Des affaires ? Il y en avait encore ? Perplexe, Gyeo-ul regarda le commandant de régiment pousser une autre enveloppe de documents par-dessus la table.

« C'est une lettre de recommandation pour un comité des affaires civiles du Bureau de la gouvernance militaire. Normalement, ça irait au commandant de base, mais je me suis dit que tu serais meilleur pour choisir des gens parmi les réfugiés. »

À première vue, ce n'était pas simplement un acte de bonté. Les avantages et les inconvénients de cette responsabilité retomberaient aussi sur Gyeo-ul. En le renforçant, cela...

« Ce sera moi qui encaisserai le ressentiment de ceux qui trouveront ça injuste. »

Il ne serait pas facile de garder les coulisses de la sélection secrètes, non ? En observant simplement les individus choisis, ils pourraient le « Percevoir ». Malgré cela, Gyeo-ul accepta l'enveloppe sans résistance. Les avantages l'emportaient. Le commandant de régiment remarqua.

« Ça ne semble pas te réjouir. »

« L'autorité s'accompagne de responsabilités, monsieur. »

« C'est ainsi ? Beaucoup disent que tu es précoce.

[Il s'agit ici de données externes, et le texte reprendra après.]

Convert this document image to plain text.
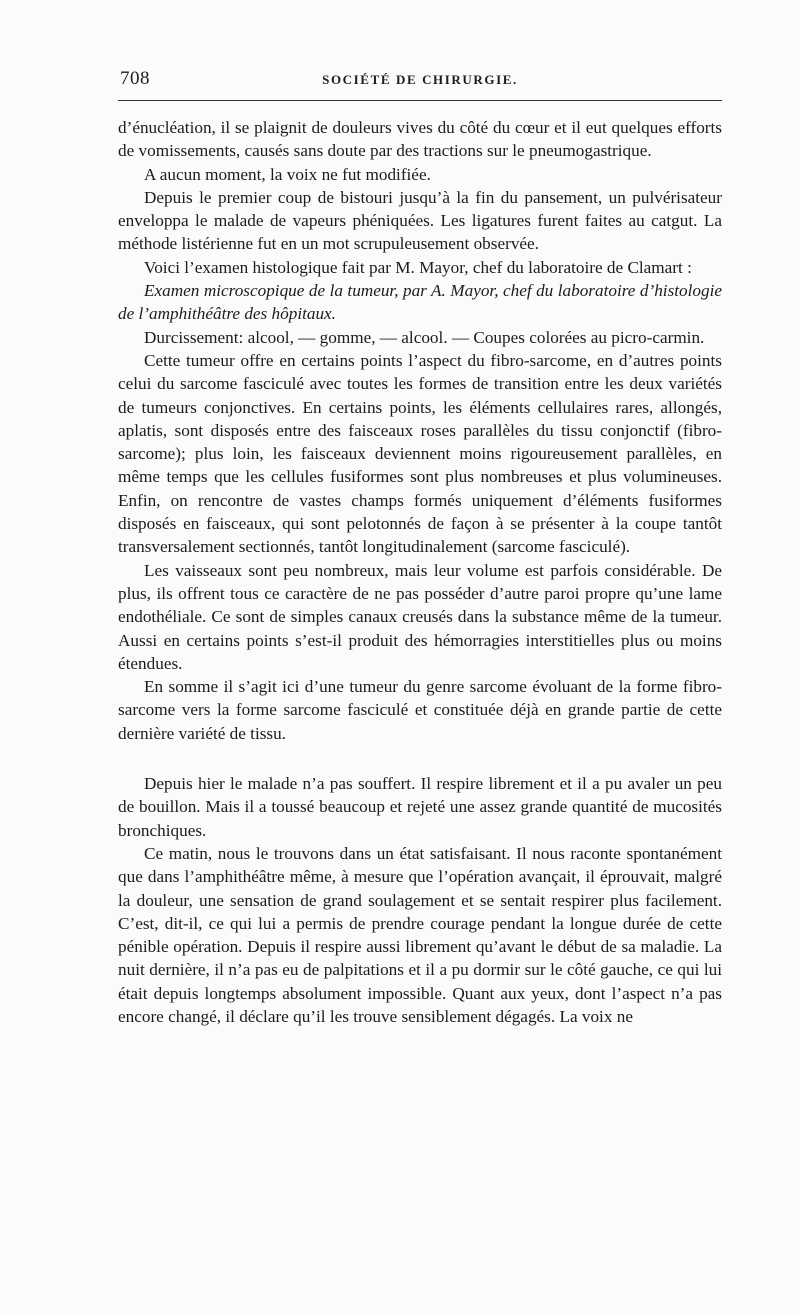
708	SOCIÉTÉ DE CHIRURGIE.

d’énucléation, il se plaignit de douleurs vives du côté du cœur et il eut quelques efforts de vomissements, causés sans doute par des tractions sur le pneumogastrique.

A aucun moment, la voix ne fut modifiée.

Depuis le premier coup de bistouri jusqu’à la fin du pansement, un pulvérisateur enveloppa le malade de vapeurs phéniquées. Les ligatures furent faites au catgut. La méthode listérienne fut en un mot scrupuleusement observée.

Voici l’examen histologique fait par M. Mayor, chef du laboratoire de Clamart :

Examen microscopique de la tumeur, par A. Mayor, chef du laboratoire d’histologie de l’amphithéâtre des hôpitaux.

Durcissement: alcool, — gomme, — alcool. — Coupes colorées au picro-carmin.

Cette tumeur offre en certains points l’aspect du fibro-sarcome, en d’autres points celui du sarcome fasciculé avec toutes les formes de transition entre les deux variétés de tumeurs conjonctives. En certains points, les éléments cellulaires rares, allongés, aplatis, sont disposés entre des faisceaux roses parallèles du tissu conjonctif (fibro-sarcome); plus loin, les faisceaux deviennent moins rigoureusement parallèles, en même temps que les cellules fusiformes sont plus nombreuses et plus volumineuses. Enfin, on rencontre de vastes champs formés uniquement d’éléments fusiformes disposés en faisceaux, qui sont pelotonnés de façon à se présenter à la coupe tantôt transversalement sectionnés, tantôt longitudinalement (sarcome fasciculé).

Les vaisseaux sont peu nombreux, mais leur volume est parfois considérable. De plus, ils offrent tous ce caractère de ne pas posséder d’autre paroi propre qu’une lame endothéliale. Ce sont de simples canaux creusés dans la substance même de la tumeur. Aussi en certains points s’est-il produit des hémorragies interstitielles plus ou moins étendues.

En somme il s’agit ici d’une tumeur du genre sarcome évoluant de la forme fibro-sarcome vers la forme sarcome fasciculé et constituée déjà en grande partie de cette dernière variété de tissu.

Depuis hier le malade n’a pas souffert. Il respire librement et il a pu avaler un peu de bouillon. Mais il a toussé beaucoup et rejeté une assez grande quantité de mucosités bronchiques.

Ce matin, nous le trouvons dans un état satisfaisant. Il nous raconte spontanément que dans l’amphithéâtre même, à mesure que l’opération avançait, il éprouvait, malgré la douleur, une sensation de grand soulagement et se sentait respirer plus facilement. C’est, dit-il, ce qui lui a permis de prendre courage pendant la longue durée de cette pénible opération. Depuis il respire aussi librement qu’avant le début de sa maladie. La nuit dernière, il n’a pas eu de palpitations et il a pu dormir sur le côté gauche, ce qui lui était depuis longtemps absolument impossible. Quant aux yeux, dont l’aspect n’a pas encore changé, il déclare qu’il les trouve sensiblement dégagés. La voix ne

Je l'ai ressenti plusieurs fois dans notre conversation d'aujourd'hui. Je suis content d'en savoir plus sur toi personnellement. »

« Est-ce une décision que vous avez prise vous-même, monsieur ? »

Était-ce le commandant, ou une directive d'en haut ? Le commandant de régiment répondit sans hésiter.

« Bien sûr que non. La politique étrangère américaine a toujours favorisé le soutien sans réserve à un seul dirigeant de confiance. On a beaucoup saigné en Afghanistan en choisissant les mauvaises personnes. Mais comme tu es déjà citoyen américain, les hauts gradés ne se sentent pas trop concernés. »

Gyeo-ul se rappela avoir traité des documents connexes, probablement dans une entrée de journal précoce.

Le colonel Laflin ajouta en note.

« Si tu avais accepté le poste d'inspecteur, la recommandation n'aurait pas suivi. Rester sur le front est considéré comme une preuve de ta sincérité. C'était aussi l'orientation de la hiérarchie. »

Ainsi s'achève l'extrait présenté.